How to lead badly: The golden rules for CEOs

feature-awful-boss-200Some friends and I recently compiled these rules based on our collective experiences of very bad leadership. Any similarity to any person or company, living or dead, is entirely coincidental. And quite frightening.

Overall approach

1. As the leader, make sure your needs and preferences are at the forefront of your thinking and decision-making at all times. After all, you are in charge and, therefore, the most important person in the company despite what your company-wide emails say about the sales staff. For example, get that merger or acquisition, no matter what the consequences for the company, put it on your CV and move on to a higher paid gig.

2. Change your mind frequently and never, ever, provide a clear rationale for doing so. People need to know where the power is and you are too important to have to explain yourself. If you must explain a change of mind, make the explanation unintelligible to the average person – this will make you seem mysterious and knowledgeable.

3. Create chaos in whatever ways you can. Describe this as “deliberately creating the conditions to develop leaders in uncertain times” or some other pseudo-social-scientific nonsense. This helps keep people busy running in circles and trying to work out what is going on and therefore unable to critically analyse you, or the company’s performance under your leadership. You are, of course, above such criticism.

4. Have a lot of books on leadership on the shelf behind you in your office, just above your head. This will ensure everyone who comes to see you can also see these books and they will, therefore, associate you with being a leader. And intelligent.

An underpinning philosophy

5. Develop your own personal philosophy. Examples we like include ‘I deliberately create chaos and discomfort to see how people behave’; ‘I like to make continual changes because I am never satisfied and am always seeking improvement’; and, our favourite, ‘Under my leadership our company will disrupt the traditional models and transform the industry’. Having a philosophy will serve the dual purpose of making you seem wise and creating a cover for the chaos, discomfort and constant meaningless change you create and the lack of clear direction you have for the company.

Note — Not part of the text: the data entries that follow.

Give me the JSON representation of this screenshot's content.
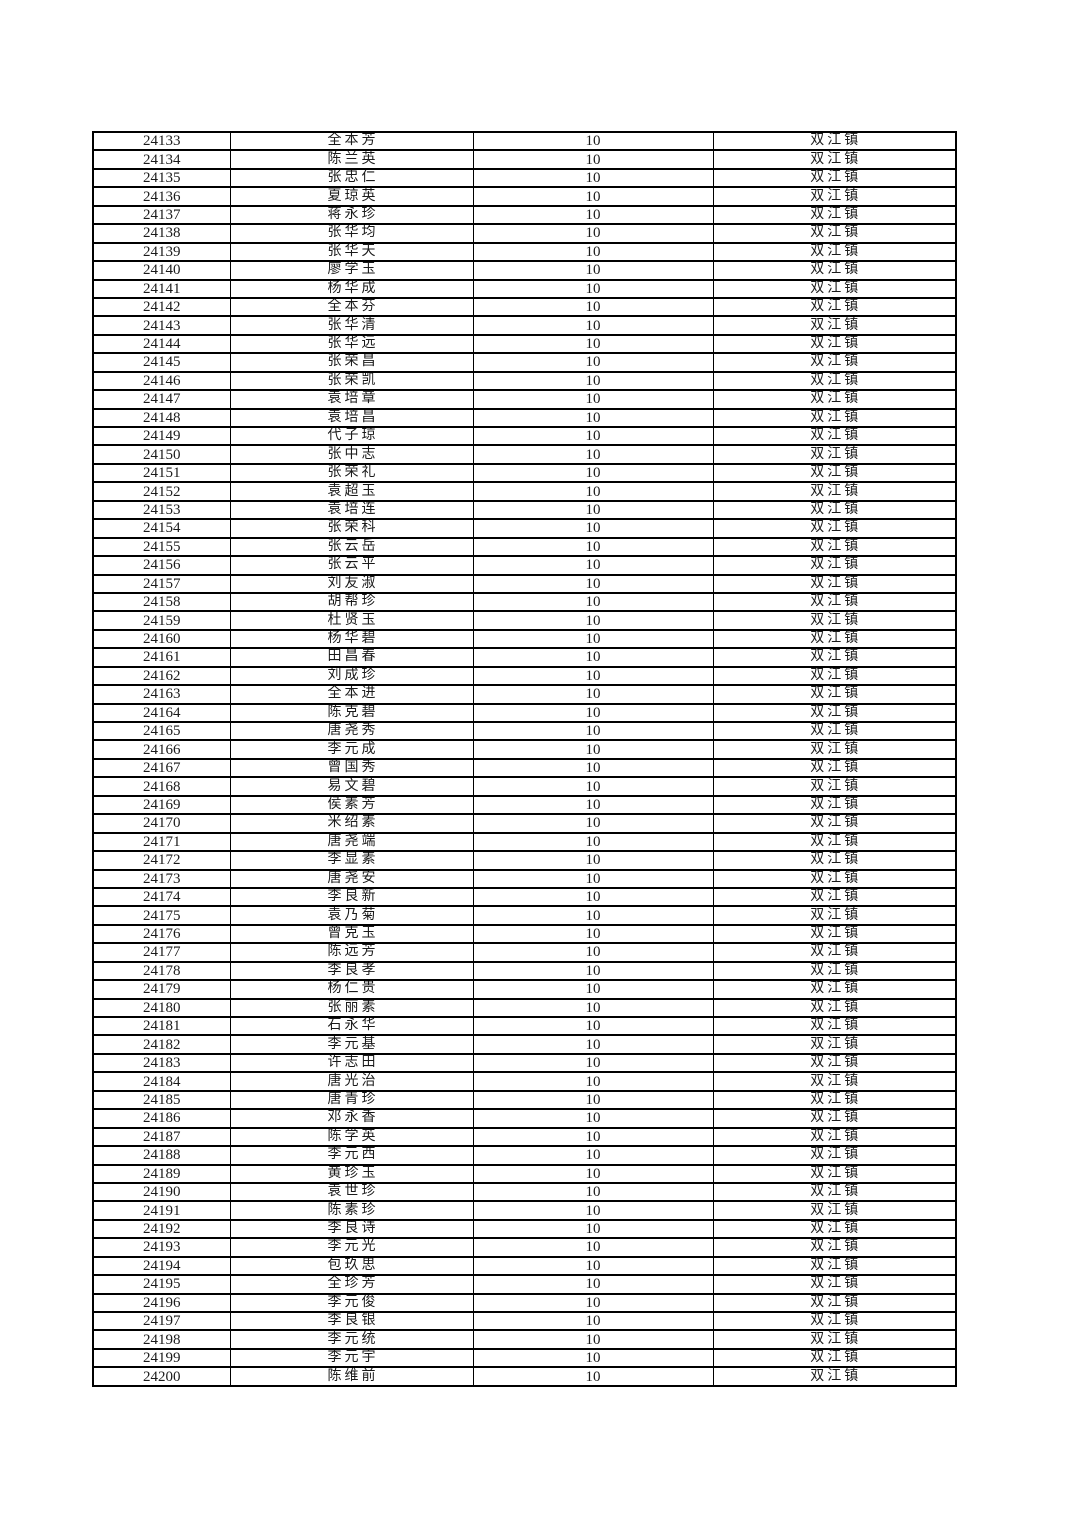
{
  "colors": {
    "background": "#ffffff",
    "border": "#000000",
    "text": "#1a1a1a"
  },
  "table": {
    "rows": [
      [
        "24133",
        "全本芳",
        "10",
        "双江镇"
      ],
      [
        "24134",
        "陈兰英",
        "10",
        "双江镇"
      ],
      [
        "24135",
        "张忠仁",
        "10",
        "双江镇"
      ],
      [
        "24136",
        "夏琼英",
        "10",
        "双江镇"
      ],
      [
        "24137",
        "蒋永珍",
        "10",
        "双江镇"
      ],
      [
        "24138",
        "张华均",
        "10",
        "双江镇"
      ],
      [
        "24139",
        "张华天",
        "10",
        "双江镇"
      ],
      [
        "24140",
        "廖学玉",
        "10",
        "双江镇"
      ],
      [
        "24141",
        "杨华成",
        "10",
        "双江镇"
      ],
      [
        "24142",
        "全本芬",
        "10",
        "双江镇"
      ],
      [
        "24143",
        "张华清",
        "10",
        "双江镇"
      ],
      [
        "24144",
        "张华远",
        "10",
        "双江镇"
      ],
      [
        "24145",
        "张荣昌",
        "10",
        "双江镇"
      ],
      [
        "24146",
        "张荣凯",
        "10",
        "双江镇"
      ],
      [
        "24147",
        "袁培章",
        "10",
        "双江镇"
      ],
      [
        "24148",
        "袁培昌",
        "10",
        "双江镇"
      ],
      [
        "24149",
        "代子琼",
        "10",
        "双江镇"
      ],
      [
        "24150",
        "张中志",
        "10",
        "双江镇"
      ],
      [
        "24151",
        "张荣礼",
        "10",
        "双江镇"
      ],
      [
        "24152",
        "袁超玉",
        "10",
        "双江镇"
      ],
      [
        "24153",
        "袁培连",
        "10",
        "双江镇"
      ],
      [
        "24154",
        "张荣科",
        "10",
        "双江镇"
      ],
      [
        "24155",
        "张云岳",
        "10",
        "双江镇"
      ],
      [
        "24156",
        "张云平",
        "10",
        "双江镇"
      ],
      [
        "24157",
        "刘友淑",
        "10",
        "双江镇"
      ],
      [
        "24158",
        "胡帮珍",
        "10",
        "双江镇"
      ],
      [
        "24159",
        "杜贤玉",
        "10",
        "双江镇"
      ],
      [
        "24160",
        "杨华碧",
        "10",
        "双江镇"
      ],
      [
        "24161",
        "田昌春",
        "10",
        "双江镇"
      ],
      [
        "24162",
        "刘成珍",
        "10",
        "双江镇"
      ],
      [
        "24163",
        "全本进",
        "10",
        "双江镇"
      ],
      [
        "24164",
        "陈克碧",
        "10",
        "双江镇"
      ],
      [
        "24165",
        "唐尧秀",
        "10",
        "双江镇"
      ],
      [
        "24166",
        "李元成",
        "10",
        "双江镇"
      ],
      [
        "24167",
        "曾国秀",
        "10",
        "双江镇"
      ],
      [
        "24168",
        "易文碧",
        "10",
        "双江镇"
      ],
      [
        "24169",
        "侯素芳",
        "10",
        "双江镇"
      ],
      [
        "24170",
        "米绍素",
        "10",
        "双江镇"
      ],
      [
        "24171",
        "唐尧端",
        "10",
        "双江镇"
      ],
      [
        "24172",
        "李显素",
        "10",
        "双江镇"
      ],
      [
        "24173",
        "唐尧安",
        "10",
        "双江镇"
      ],
      [
        "24174",
        "李良新",
        "10",
        "双江镇"
      ],
      [
        "24175",
        "袁乃菊",
        "10",
        "双江镇"
      ],
      [
        "24176",
        "曾克玉",
        "10",
        "双江镇"
      ],
      [
        "24177",
        "陈远芳",
        "10",
        "双江镇"
      ],
      [
        "24178",
        "李良孝",
        "10",
        "双江镇"
      ],
      [
        "24179",
        "杨仁贵",
        "10",
        "双江镇"
      ],
      [
        "24180",
        "张丽素",
        "10",
        "双江镇"
      ],
      [
        "24181",
        "石永华",
        "10",
        "双江镇"
      ],
      [
        "24182",
        "李元基",
        "10",
        "双江镇"
      ],
      [
        "24183",
        "许志田",
        "10",
        "双江镇"
      ],
      [
        "24184",
        "唐光治",
        "10",
        "双江镇"
      ],
      [
        "24185",
        "唐青珍",
        "10",
        "双江镇"
      ],
      [
        "24186",
        "邓永香",
        "10",
        "双江镇"
      ],
      [
        "24187",
        "陈学英",
        "10",
        "双江镇"
      ],
      [
        "24188",
        "李元西",
        "10",
        "双江镇"
      ],
      [
        "24189",
        "黄珍玉",
        "10",
        "双江镇"
      ],
      [
        "24190",
        "袁世珍",
        "10",
        "双江镇"
      ],
      [
        "24191",
        "陈素珍",
        "10",
        "双江镇"
      ],
      [
        "24192",
        "李良诗",
        "10",
        "双江镇"
      ],
      [
        "24193",
        "李元光",
        "10",
        "双江镇"
      ],
      [
        "24194",
        "包玖思",
        "10",
        "双江镇"
      ],
      [
        "24195",
        "全珍芳",
        "10",
        "双江镇"
      ],
      [
        "24196",
        "李元俊",
        "10",
        "双江镇"
      ],
      [
        "24197",
        "李良银",
        "10",
        "双江镇"
      ],
      [
        "24198",
        "李元统",
        "10",
        "双江镇"
      ],
      [
        "24199",
        "李元宇",
        "10",
        "双江镇"
      ],
      [
        "24200",
        "陈维前",
        "10",
        "双江镇"
      ]
    ]
  }
}
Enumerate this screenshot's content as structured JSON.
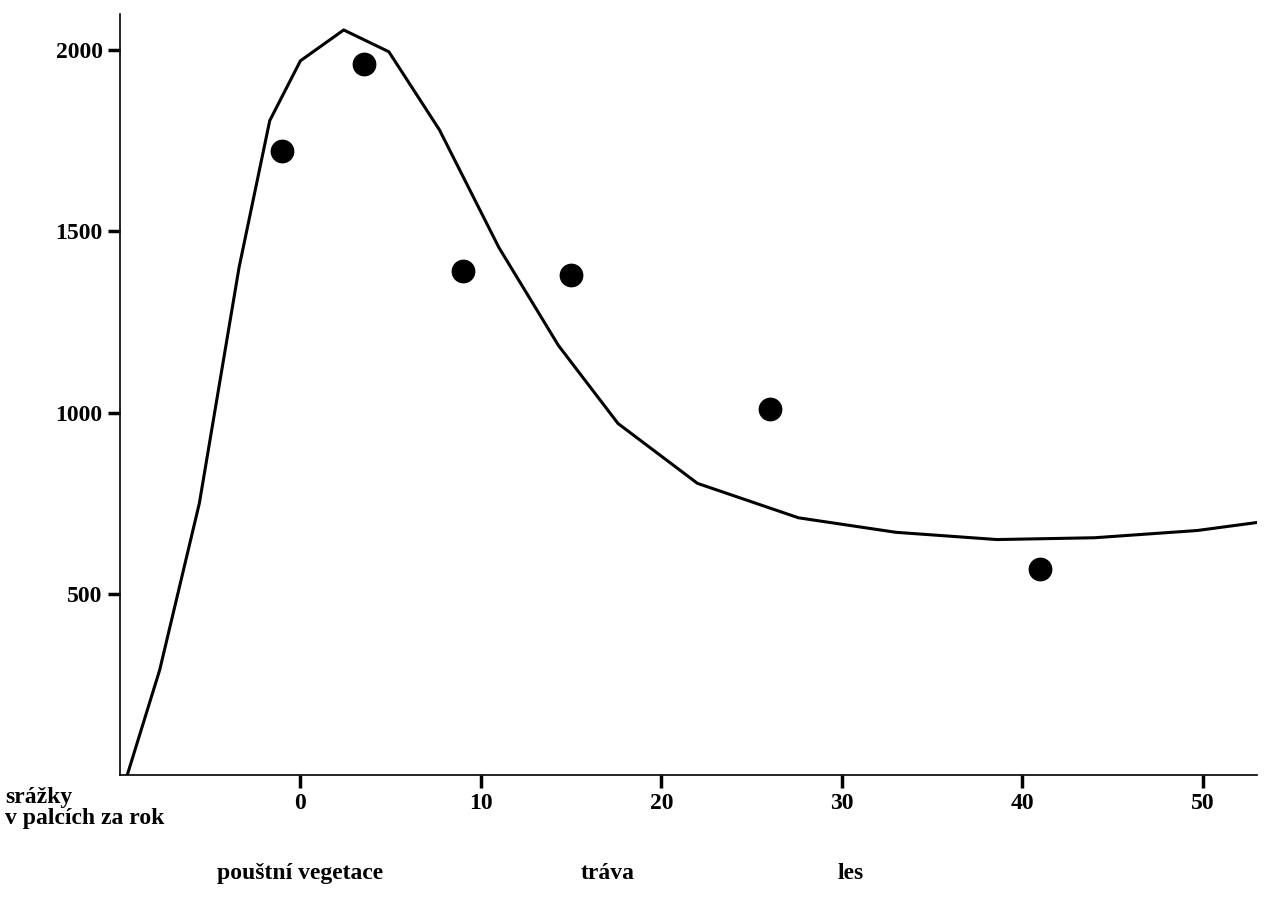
{
  "chart_data": {
    "type": "scatter",
    "xlabel": "srážky\nv palcích za rok",
    "series": [
      {
        "type": "scatter",
        "color": "#000000",
        "marker": "o",
        "x": [
          -1,
          3.5,
          9,
          15,
          26,
          41
        ],
        "values": [
          1720,
          1960,
          1390,
          1380,
          1010,
          570
        ]
      },
      {
        "type": "line",
        "color": "#000000",
        "line_style": "solid",
        "x": [
          -9.6,
          -7.8,
          -5.6,
          -3.4,
          -1.7,
          0,
          2.4,
          4.9,
          7.7,
          11,
          14.3,
          17.6,
          22,
          27.6,
          33,
          38.6,
          44,
          49.7,
          53
        ],
        "values": [
          0,
          290,
          750,
          1400,
          1805,
          1970,
          2055,
          1995,
          1780,
          1455,
          1185,
          970,
          805,
          710,
          670,
          650,
          655,
          675,
          697
        ]
      }
    ],
    "xlim": [
      -10,
      53
    ],
    "ylim": [
      0,
      2100
    ],
    "xticks": [
      0,
      10,
      20,
      30,
      40,
      50
    ],
    "yticks": [
      500,
      1000,
      1500,
      2000
    ],
    "annotations": [
      {
        "text": "pouštní vegetace",
        "x": 0
      },
      {
        "text": "tráva",
        "x": 17
      },
      {
        "text": "les",
        "x": 30.5
      }
    ],
    "grid": false
  }
}
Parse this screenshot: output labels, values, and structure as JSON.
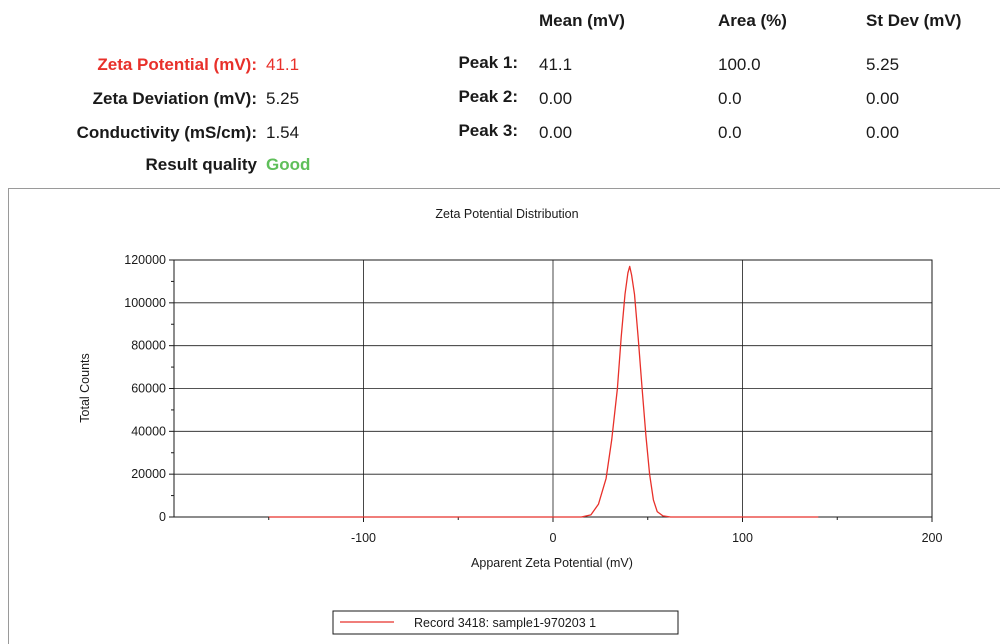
{
  "results": {
    "zeta_potential": {
      "label": "Zeta Potential (mV):",
      "value": "41.1"
    },
    "zeta_deviation": {
      "label": "Zeta Deviation (mV):",
      "value": "5.25"
    },
    "conductivity": {
      "label": "Conductivity (mS/cm):",
      "value": "1.54"
    },
    "result_quality": {
      "label": "Result quality",
      "value": "Good"
    }
  },
  "peaks_table": {
    "headers": {
      "mean": "Mean (mV)",
      "area": "Area (%)",
      "stdev": "St Dev (mV)"
    },
    "rows": [
      {
        "label": "Peak 1:",
        "mean": "41.1",
        "area": "100.0",
        "stdev": "5.25"
      },
      {
        "label": "Peak 2:",
        "mean": "0.00",
        "area": "0.0",
        "stdev": "0.00"
      },
      {
        "label": "Peak 3:",
        "mean": "0.00",
        "area": "0.0",
        "stdev": "0.00"
      }
    ]
  },
  "colors": {
    "highlight": "#e8302a",
    "good": "#5fbf5a",
    "series": "#e8302a"
  },
  "chart_data": {
    "type": "line",
    "title": "Zeta Potential Distribution",
    "xlabel": "Apparent Zeta Potential (mV)",
    "ylabel": "Total Counts",
    "xlim": [
      -200,
      200
    ],
    "ylim": [
      0,
      120000
    ],
    "xticks": [
      -100,
      0,
      100,
      200
    ],
    "yticks": [
      0,
      20000,
      40000,
      60000,
      80000,
      100000,
      120000
    ],
    "grid": true,
    "legend_position": "bottom-center",
    "series": [
      {
        "name": "Record 3418: sample1-970203 1",
        "color": "#e8302a",
        "x": [
          -150,
          15,
          20,
          24,
          28,
          31,
          34,
          36,
          38,
          39.5,
          40.5,
          41.5,
          43,
          45,
          47,
          49,
          51,
          53,
          55,
          58,
          62,
          140
        ],
        "y": [
          0,
          0,
          1000,
          6000,
          18000,
          36000,
          60000,
          84000,
          104000,
          114000,
          117000,
          113000,
          104000,
          83000,
          60000,
          38000,
          20000,
          8000,
          2500,
          500,
          0,
          0
        ]
      }
    ]
  }
}
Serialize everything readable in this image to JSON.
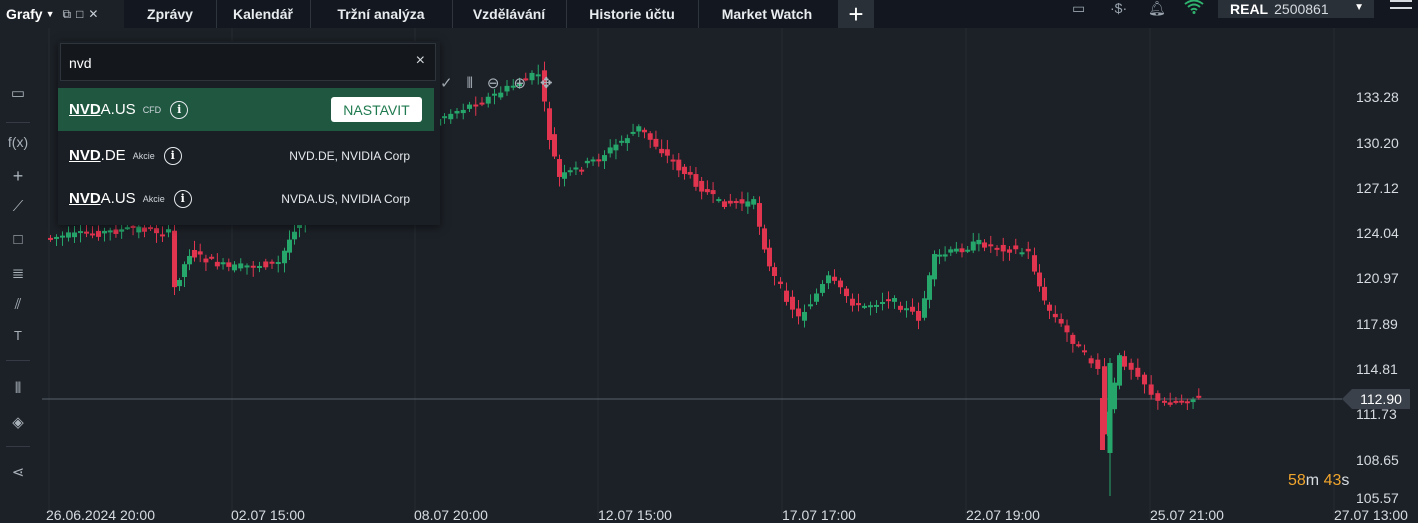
{
  "topbar": {
    "grafy_label": "Grafy",
    "tabs": [
      "Zprávy",
      "Kalendář",
      "Tržní analýza",
      "Vzdělávání",
      "Historie účtu",
      "Market Watch"
    ],
    "plus": "+",
    "account_type": "REAL",
    "account_number": "2500861"
  },
  "search": {
    "query": "nvd",
    "clear": "×",
    "results": [
      {
        "match": "NVD",
        "rest": "A.US",
        "type": "CFD",
        "desc": "",
        "action": "NASTAVIT",
        "selected": true
      },
      {
        "match": "NVD",
        "rest": ".DE",
        "type": "Akcie",
        "desc": "NVD.DE, NVIDIA Corp",
        "selected": false
      },
      {
        "match": "NVD",
        "rest": "A.US",
        "type": "Akcie",
        "desc": "NVDA.US, NVIDIA Corp",
        "selected": false
      }
    ]
  },
  "chart": {
    "price_labels": [
      "133.28",
      "130.20",
      "127.12",
      "124.04",
      "120.97",
      "117.89",
      "114.81",
      "111.73",
      "108.65",
      "105.57"
    ],
    "time_labels": [
      "26.06.2024 20:00",
      "02.07 15:00",
      "08.07 20:00",
      "12.07 15:00",
      "17.07 17:00",
      "22.07 19:00",
      "25.07 21:00",
      "27.07 13:00"
    ],
    "current_price": "112.90",
    "countdown": {
      "minutes": "58",
      "m": "m",
      "seconds": "43",
      "s": "s"
    },
    "colors": {
      "up": "#26a66b",
      "down": "#e0344f",
      "background": "#1c2127",
      "grid": "#262c33"
    }
  },
  "chart_data": {
    "type": "candlestick",
    "y_ticks": [
      133.28,
      130.2,
      127.12,
      124.04,
      120.97,
      117.89,
      114.81,
      111.73,
      108.65,
      105.57
    ],
    "x_tick_labels": [
      "26.06.2024 20:00",
      "02.07 15:00",
      "08.07 20:00",
      "12.07 15:00",
      "17.07 17:00",
      "22.07 19:00",
      "25.07 21:00",
      "27.07 13:00"
    ],
    "last_price": 112.9
  }
}
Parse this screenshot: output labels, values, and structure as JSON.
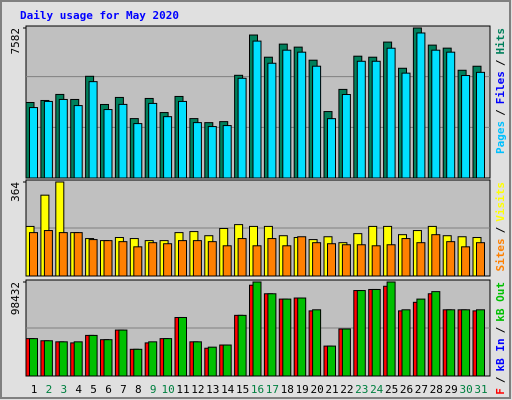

Planning and communication

6. Create a strategic plan for the company that is incomprehensible gobbledygook. Talk about it a lot, never providing any clarity around its essence. Ensure the documentation around the plan is long and complex, contains more diagrams than words and uses mixed metaphors that make no logical sense. Add to it frequently. Imply that there is something wrong with anyone who doesn’t understand it. This will ensure you are not held to anything and it will give you the option to change strategic direction at any time, without this being detected by anyone.


7. Restructure the company unnecessarily, accompanied by lots of wordy emails about how the restructure will realign the company with the future (and include lots of guff about how glorious the future will be). This will make you feel important and clever and throw everyone off the scent of you having: distracted the board for a few months; created an excuse for falling business performance; gotten rid of potential threats; and created jobs with inflated salaries for your friends!  What could be easier? Also, you can put the company restructure on your CV to help you move onto a higher-paying gig.

Managing the executive team

8. Have favorites among your direct reports and make sure everyone knows who they are. Change your favorites from time to time. This will ensure your favorites work hard to stay in your good books for as long as possible, and will make the ones you don’t like work harder to try and win your favour.

9. Talk to each direct report about your other direct reports behind their backs and in particular, discuss their failings in detail. Encourage each direct report to do the same about their colleagues. This will ensure that you are aware of all weaknesses, which you can exploit when undertaking performance reviews and determining bonuses, and that the executive team doesn’t trust each other and can’t, therefore, bond behind your back. Oh, and my favourite: tell several of your direct reports they are your chosen successor. This will further reduce any risk that they will bond.

10. Change the executives’ roles and move responsibilities around between executives without consulting them (or telling them about the change at all, if you can get away with it). Put them on performance improvement plans and/or notice of termination if they object. This will keep people on their toes, stop smart-alecs trying to tell you something or other is not their responsibility and will create a bit of chaos – always useful in helping ensure the power remains with you. When inevitable confusion and disagreements occur between staff, you can ride in on your white steed and save the day/implement the performance improvement plan or notice.